Tave, who sat just to her left, a little farther back, leaned in slightly and gently adjusted her pinky.

"You need to anchor pressure here," he said softly. "Actually you need to try using both hands first. Get the rhythm down. Then start removing one. Build it gradually."

Oriana gave a breathy laugh. "You're giving me more pressure, huh? You do realize I can't use my left hand right now."

"Ah, sorry…" Tave said with a sheepish smile.

Then she shifted closer, sliding to his right. She lifted her right hand and gestured toward him, palm open, fingers loose. Clear in what she was asking.

"Here. Help me."

She glanced at him, that usual hint of command slipping into her tone.

"Lend me your left hand."

Tave nodded without hesitation, lifting his left hand and aligning it with hers. His fingers settled around hers with practiced ease, adjusting gently, becoming her missing arm, guiding the flow of the hand seal.

"Like this…" he murmured.

"Ah. Yes, that's better." Oriana giggled softly, her breath brushing the space between them. "But, my hand's cramping already. This is insane…"

Tave laughed softly, feeling the tension ease for the first time in what felt like forever. Somehow, with Oriana here, being herself, joking even with her arm in a sling. Things felt a little more manageable. Like they weren't completely drowning.

And it helped that she was, in truth, a better leader than Orion had ever been.

In the story, if everything followed as it once did. Oriana would eventually rise to become the next City Lord, taking over from their father. That was always her arc. The destined successor. Poised. Intelligent. Strategic.

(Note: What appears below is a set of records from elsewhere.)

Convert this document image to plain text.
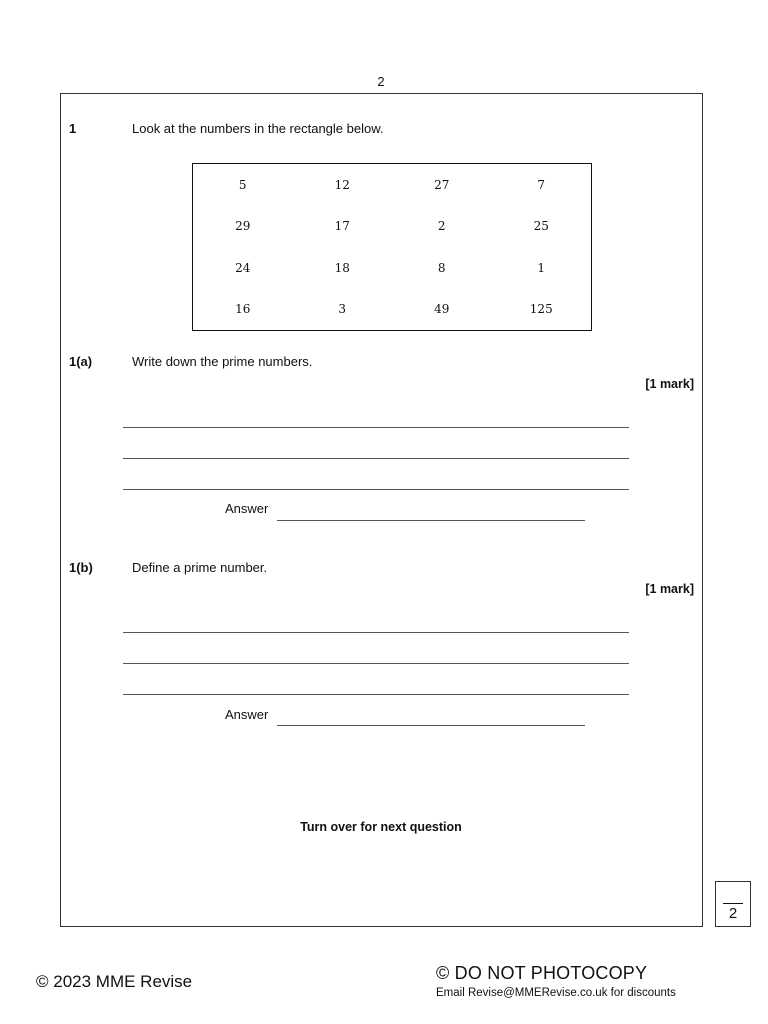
2
1	Look at the numbers in the rectangle below.
5	12	27	7
29	17	2	25
24	18	8	1
16	3	49	125
1(a)	Write down the prime numbers.
[1 mark]
Answer
1(b)	Define a prime number.
[1 mark]
Answer
Turn over for next question
2
© 2023 MME Revise	© DO NOT PHOTOCOPY
Email Revise@MMERevise.co.uk for discounts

The problem was, with Orion around, her presence always got overshadowed. His sheer power and influence commanded too much attention. People couldn't look past it.

No matter how reckless he was, how unhinged. Orion was strong, and in this world, strength was everything.

Even the worst personalities could command respect… if they had the power to back it.

***

They spent quite a bit of time like that. Just the two of them by the fire. Oriana genuinely focused as she worked through the complexity of one-handed seals. Tave guided her movements carefully, adjusting finger angles, pressure points. Every now and then, Oriana's hand would slip mid-pattern and she'd let out a soft laugh.

"Sorry, I'm a bit dumb," she muttered with a breathy chuckle.

Tave just smiled and kept guiding.

Their hands moved in tandem, the quiet rhythm of seals filling the space between them, fingers brushing, shifting, aligning.

Then, out of nowhere, she spoke again. Softly.

"Tave…"

He turned to her slightly, raising both eyebrows. "Yes?"

She hesitated.

"How did you know about my sigil?" she asked. Her voice was calm, but there was something behind it. "More than I knew about it… even."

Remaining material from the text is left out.